Thursday 9 June 2011

The Debate Over Government as Solution or Problem Continues

It has become commonplace to hear the assertion that countries like China and Singapore grow because of their governments while countries like the US and India grow in spite of it (I have heard both of these two gentlemen make the point, I'm not sure which came up with it first).

In this vein the NYT has just published a great story (H/T: Dustin) on the rise of the new city of Gurgaon in the New Delhi suburbs. Instead of just waiting for the notoriously slow moving Indian government to provide services, the new tenants have taken the initiative themselves:
It is 8 p.m. on a recent Tuesday, time for the shift change at Genpact, a descendant of G.E. and one of Gurgaon’s biggest outsourcing companies. Two long rows of white sport utility vehicles, vans and cars are waiting in the parking lot, yellow emergency lights flickering in the early darkness, as employees trickle out of call centers for their ride home. These contracted vehicles represent Genpact’s private fleet, a necessity given the absence of a public transportation system in Gurgaon. 
From computerized control rooms, Genpact employees manage 350 private drivers, who travel roughly 60,000 miles every day transporting 10,000 employees. Employees book daily online reservations and receive e-mail or text message “tickets” for their assigned car. In the parking lot, a large L.E.D. screen is posted with rolling lists of cars and their assigned passengers.
And the cars are only the beginning. Faced with regular power failures, Genpact has backup diesel generators capable of producing enough electricity to run the complex for five days (or enough electricity for about 2,000 Indian homes). It has a sewage treatment plant and a post office, which uses only private couriers, since the local postal service is understaffed and unreliable. It has a medical clinic, with a private ambulance, and more than 200 private security guards and five vehicles patrolling the region. It has A.T.M.’s, a cellphone kiosk, a cafeteria and a gym. 
“It is a fully finished small city,” said Naveen Puri, a Genpact administrator.
Self-sufficient buildings are obviously nothing new to anyone who has spent time in the developing world, or even in rural parts of the highly developed. What sets Gurgaon and its Indian cousins apart is their sheer scale. It is hard to think of anywhere else in the world where entire cities are being built by the corporate sector. Please do yourself a favor and read the whole article, it has got a lot of good information in it.

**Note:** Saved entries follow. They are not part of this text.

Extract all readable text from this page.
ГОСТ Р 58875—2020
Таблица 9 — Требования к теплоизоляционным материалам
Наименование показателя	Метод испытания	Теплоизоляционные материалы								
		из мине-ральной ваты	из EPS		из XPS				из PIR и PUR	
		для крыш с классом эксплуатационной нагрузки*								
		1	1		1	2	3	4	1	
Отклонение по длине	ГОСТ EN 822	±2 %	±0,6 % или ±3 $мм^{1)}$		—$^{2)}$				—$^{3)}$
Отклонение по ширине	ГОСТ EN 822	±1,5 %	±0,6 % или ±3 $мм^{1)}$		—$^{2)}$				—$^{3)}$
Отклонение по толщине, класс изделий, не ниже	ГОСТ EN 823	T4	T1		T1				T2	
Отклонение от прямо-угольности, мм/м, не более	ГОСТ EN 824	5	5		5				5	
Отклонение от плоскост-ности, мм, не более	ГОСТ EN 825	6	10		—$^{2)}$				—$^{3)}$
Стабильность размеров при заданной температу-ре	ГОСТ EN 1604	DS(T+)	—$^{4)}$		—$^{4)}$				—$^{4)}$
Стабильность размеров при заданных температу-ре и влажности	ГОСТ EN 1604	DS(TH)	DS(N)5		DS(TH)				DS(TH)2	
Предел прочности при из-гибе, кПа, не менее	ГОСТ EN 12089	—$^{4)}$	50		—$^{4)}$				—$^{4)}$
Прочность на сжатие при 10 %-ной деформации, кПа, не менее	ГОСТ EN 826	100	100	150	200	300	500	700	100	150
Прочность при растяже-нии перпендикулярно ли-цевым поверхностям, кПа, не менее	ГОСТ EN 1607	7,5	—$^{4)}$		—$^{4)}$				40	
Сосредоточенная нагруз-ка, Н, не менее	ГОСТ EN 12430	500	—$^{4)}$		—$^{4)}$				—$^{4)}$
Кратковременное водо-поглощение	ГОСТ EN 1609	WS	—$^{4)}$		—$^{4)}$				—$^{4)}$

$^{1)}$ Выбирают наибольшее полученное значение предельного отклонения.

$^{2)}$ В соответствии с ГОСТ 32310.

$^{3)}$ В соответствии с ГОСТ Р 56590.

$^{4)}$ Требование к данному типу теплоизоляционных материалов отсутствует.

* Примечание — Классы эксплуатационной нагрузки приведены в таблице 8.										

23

This post also caught me eye because it shows again how completely commentators both inside and outside of India have bought into the idea that business and government there are inherently at odds with each other. I can only really recall having seen one good counter to this way of thinking:
India is said to grow at night while its government sleeps. The quip, beloved of Indian businessmen, is often invoked to rubbish a corrupt and incompetent state and to praise a supposedly heroic entrepreneurial class. But there is something wrong with this picture. In many sectors, Indian entrepreneurs make money not in spite of government interference, but precisely through colluding with a state that provides the land, licences and rent-seeking opportunities on which they thrive.
I'm not sure how persuasive this argument is to readers in South Asia who have to deal with the still powerful remnants of the Permit Raj on a daily basis. However, I think at the very least it should serve as another reminder that it is always important to challenge the paradigms which do so much to determine how we see the world around us.